001-PP-PLAN-repo-blueprint.md (mission, boundaries, architecture)
002-PP-PLAN-epic-build-plan.md (ten-epic breakdown)
003-TQ-STND-privacy-model.md (privacy guarantees)
004-AT-ADEC-architecture-decisions.md (why things are shaped this way)

Understanding a new repo required reading predictable documents in a predictable order. The cognitive load for moving between repositories was minimal.

3. Shared Notes

When a pattern emerged that applied across multiple repos, it was documented once and linked from affected repos. When multiple repos needed to validate configuration, a shared note on Configuration Freezing Patterns was filed. Each repo referenced it, preventing copy-paste divergence. The pattern parallels the Orleans grain abstraction Bernstein and colleagues described for distributed systems⁷: the canonical definition lives in one place, and every consumer holds a reference, not a copy.

Quality Metrics: What a Human Reviewer Would Find

Zero RuboCop offenses across all ten repositories is notable but expected. More interesting are the quality choices.

Adversarial Testing

Every safety rule gets tested by code that tries to break it. The methodology follows the language-model red-teaming pattern Perez and colleagues introduced at EMNLP 2022⁹: the system under test is also a participant in the test design, and the tests deliberately target the rules the system is supposed to enforce.

Example from wild-admin-tools-mcp: the safety rule is never bypass the capability gate. The test creates a scenario where an action is configured as allowed, but the capability gate denies it for a specific caller. The test verifies that even though the action is configured, the gate denial is respected.

Privacy Invariant Tests

The wild-session-telemetry library claims “twenty-two field patterns must never be stored.” The test creates an event with all twenty-two forbidden fields, feeds it to the ingestion layer, and verifies that after storage, none of those fields exist in the stored record.

Data Contract Tests

Each repo that exports data has tests verifying the output contract. Example from wild-gap-miner: the export schema specifies that gap severity is always in [0.0, 1.0]. The test creates gaps with invalid severity (e.g., 1.5, -0.1) and verifies that the export layer rejects them.

Cross-Repo Integration Tests

When wild-gap-miner depends on output from wild-session-telemetry and wild-transcript-pipeline, integration tests create realistic exports from both upstream repos, feed them to the gap-miner, and verify that analysis runs correctly. These tests prevent contract drift — the same failure mode the SWE-smith authors observed in agent-driven software-engineering benchmarks, where contract changes upstream silently invalidate downstream agent behaviour⁶.

What This Changes

The developer becomes architect. The AI handles implementation depth.
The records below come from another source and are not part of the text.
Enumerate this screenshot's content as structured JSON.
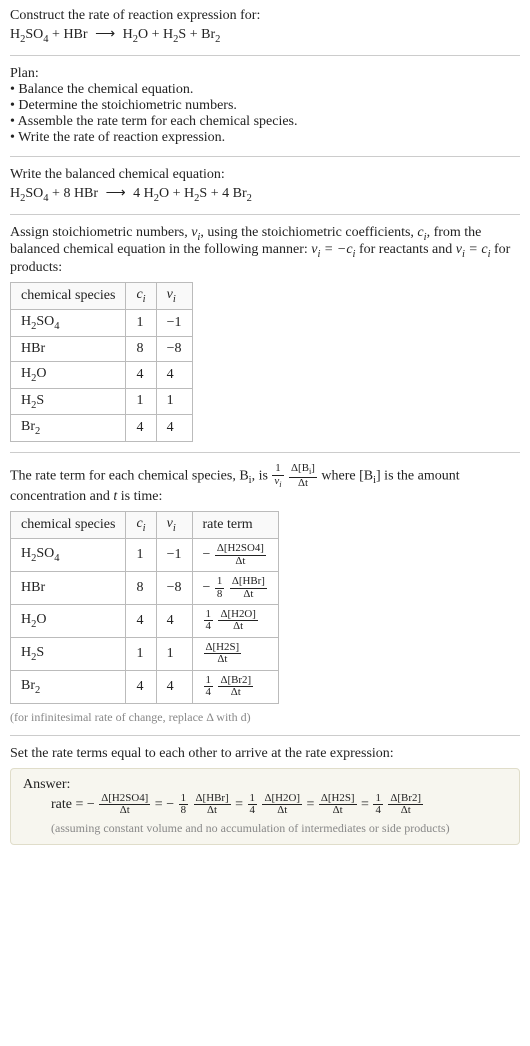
{
  "chart_data": [
    {
      "type": "table",
      "title": "Stoichiometric numbers",
      "columns": [
        "chemical species",
        "c_i",
        "ν_i"
      ],
      "rows": [
        [
          "H2SO4",
          1,
          -1
        ],
        [
          "HBr",
          8,
          -8
        ],
        [
          "H2O",
          4,
          4
        ],
        [
          "H2S",
          1,
          1
        ],
        [
          "Br2",
          4,
          4
        ]
      ]
    },
    {
      "type": "table",
      "title": "Rate terms",
      "columns": [
        "chemical species",
        "c_i",
        "ν_i",
        "rate term"
      ],
      "rows": [
        [
          "H2SO4",
          1,
          -1,
          "-Δ[H2SO4]/Δt"
        ],
        [
          "HBr",
          8,
          -8,
          "-(1/8) Δ[HBr]/Δt"
        ],
        [
          "H2O",
          4,
          4,
          "(1/4) Δ[H2O]/Δt"
        ],
        [
          "H2S",
          1,
          1,
          "Δ[H2S]/Δt"
        ],
        [
          "Br2",
          4,
          4,
          "(1/4) Δ[Br2]/Δt"
        ]
      ]
    }
  ],
  "intro": {
    "construct": "Construct the rate of reaction expression for:"
  },
  "unbalanced": {
    "r1": "H",
    "r1s": "2",
    "r1b": "SO",
    "r1bs": "4",
    "plus1": " + ",
    "r2": "HBr",
    "arrow": "⟶",
    "p1": "H",
    "p1s": "2",
    "p1b": "O",
    "plus2": " + ",
    "p2": "H",
    "p2s": "2",
    "p2b": "S",
    "plus3": " + ",
    "p3": "Br",
    "p3s": "2"
  },
  "plan": {
    "title": "Plan:",
    "b1": "• Balance the chemical equation.",
    "b2": "• Determine the stoichiometric numbers.",
    "b3": "• Assemble the rate term for each chemical species.",
    "b4": "• Write the rate of reaction expression."
  },
  "balanced": {
    "title": "Write the balanced chemical equation:",
    "c2": "8 ",
    "c3": "4 ",
    "c5": "4 "
  },
  "stoich_intro": {
    "p1": "Assign stoichiometric numbers, ",
    "nu": "ν",
    "nus": "i",
    "p2": ", using the stoichiometric coefficients, ",
    "c": "c",
    "cs": "i",
    "p3": ", from the balanced chemical equation in the following manner: ",
    "eq1a": "ν",
    "eq1b": "i",
    "eq1c": " = −c",
    "eq1d": "i",
    "p4": " for reactants and ",
    "eq2a": "ν",
    "eq2b": "i",
    "eq2c": " = c",
    "eq2d": "i",
    "p5": " for products:"
  },
  "table1": {
    "h1": "chemical species",
    "h2": "c",
    "h2s": "i",
    "h3": "ν",
    "h3s": "i",
    "r1c1a": "H",
    "r1c1as": "2",
    "r1c1b": "SO",
    "r1c1bs": "4",
    "r1c2": "1",
    "r1c3": "−1",
    "r2c1": "HBr",
    "r2c2": "8",
    "r2c3": "−8",
    "r3c1a": "H",
    "r3c1as": "2",
    "r3c1b": "O",
    "r3c2": "4",
    "r3c3": "4",
    "r4c1a": "H",
    "r4c1as": "2",
    "r4c1b": "S",
    "r4c2": "1",
    "r4c3": "1",
    "r5c1a": "Br",
    "r5c1as": "2",
    "r5c2": "4",
    "r5c3": "4"
  },
  "rate_intro": {
    "p1": "The rate term for each chemical species, B",
    "s1": "i",
    "p2": ", is ",
    "fr1n": "1",
    "fr1d": "ν",
    "fr1ds": "i",
    "fr2n": "Δ[B",
    "fr2ns": "i",
    "fr2ne": "]",
    "fr2d": "Δt",
    "p3": " where [B",
    "s3": "i",
    "p3e": "] is the amount concentration and ",
    "t": "t",
    "p4": " is time:"
  },
  "table2": {
    "h1": "chemical species",
    "h2": "c",
    "h2s": "i",
    "h3": "ν",
    "h3s": "i",
    "h4": "rate term",
    "r1c2": "1",
    "r1c3": "−1",
    "r1neg": "− ",
    "r1n": "Δ[H2SO4]",
    "r1d": "Δt",
    "r2c2": "8",
    "r2c3": "−8",
    "r2neg": "− ",
    "r2f1n": "1",
    "r2f1d": "8",
    "r2n": "Δ[HBr]",
    "r2d": "Δt",
    "r3c2": "4",
    "r3c3": "4",
    "r3f1n": "1",
    "r3f1d": "4",
    "r3n": "Δ[H2O]",
    "r3d": "Δt",
    "r4c2": "1",
    "r4c3": "1",
    "r4n": "Δ[H2S]",
    "r4d": "Δt",
    "r5c2": "4",
    "r5c3": "4",
    "r5f1n": "1",
    "r5f1d": "4",
    "r5n": "Δ[Br2]",
    "r5d": "Δt"
  },
  "caption": "(for infinitesimal rate of change, replace Δ with d)",
  "setequal": "Set the rate terms equal to each other to arrive at the rate expression:",
  "answer": {
    "label": "Answer:",
    "rate": "rate = − ",
    "t1n": "Δ[H2SO4]",
    "t1d": "Δt",
    "eq": " = − ",
    "f2n": "1",
    "f2d": "8",
    "t2n": "Δ[HBr]",
    "t2d": "Δt",
    "eq2": " = ",
    "f3n": "1",
    "f3d": "4",
    "t3n": "Δ[H2O]",
    "t3d": "Δt",
    "eq3": " = ",
    "t4n": "Δ[H2S]",
    "t4d": "Δt",
    "eq4": " = ",
    "f5n": "1",
    "f5d": "4",
    "t5n": "Δ[Br2]",
    "t5d": "Δt",
    "note": "(assuming constant volume and no accumulation of intermediates or side products)"
  }
}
In a traditional model, the architect specifies features, and the developer implements them. In this model, Jeremy specified constraints and outcomes, and Claude Code made the technical decisions that transformed those constraints into working, tested, documented code.

The implications:

Architectural leverage increases. One architect can oversee ten repositories with thousands of tests because the AI is making sound decisions within specified constraints — not asking for permission on every detail. Brooks’ 1987 No Silver Bullet argument cautioned against expecting any single tool to deliver an order-of-magnitude productivity improvement¹⁰; the more interesting question is whether a collaboration model can. The evidence here suggests yes, but the gain is in the architect’s leverage rather than in raw code-writing speed.
Code review focus shifts. Instead of reviewing line-by-line implementations, review focuses on whether constraints were honoured, whether safety rules were tested, whether documentation is clear.
Consistency improves. Because the AI makes decisions within constraints, patterns emerge naturally. Divergence has to be intentional, not accidental.
Knowledge transfer becomes feasible. Documentation-first execution means future implementers (human or AI) can read the decisions and understand the reasoning.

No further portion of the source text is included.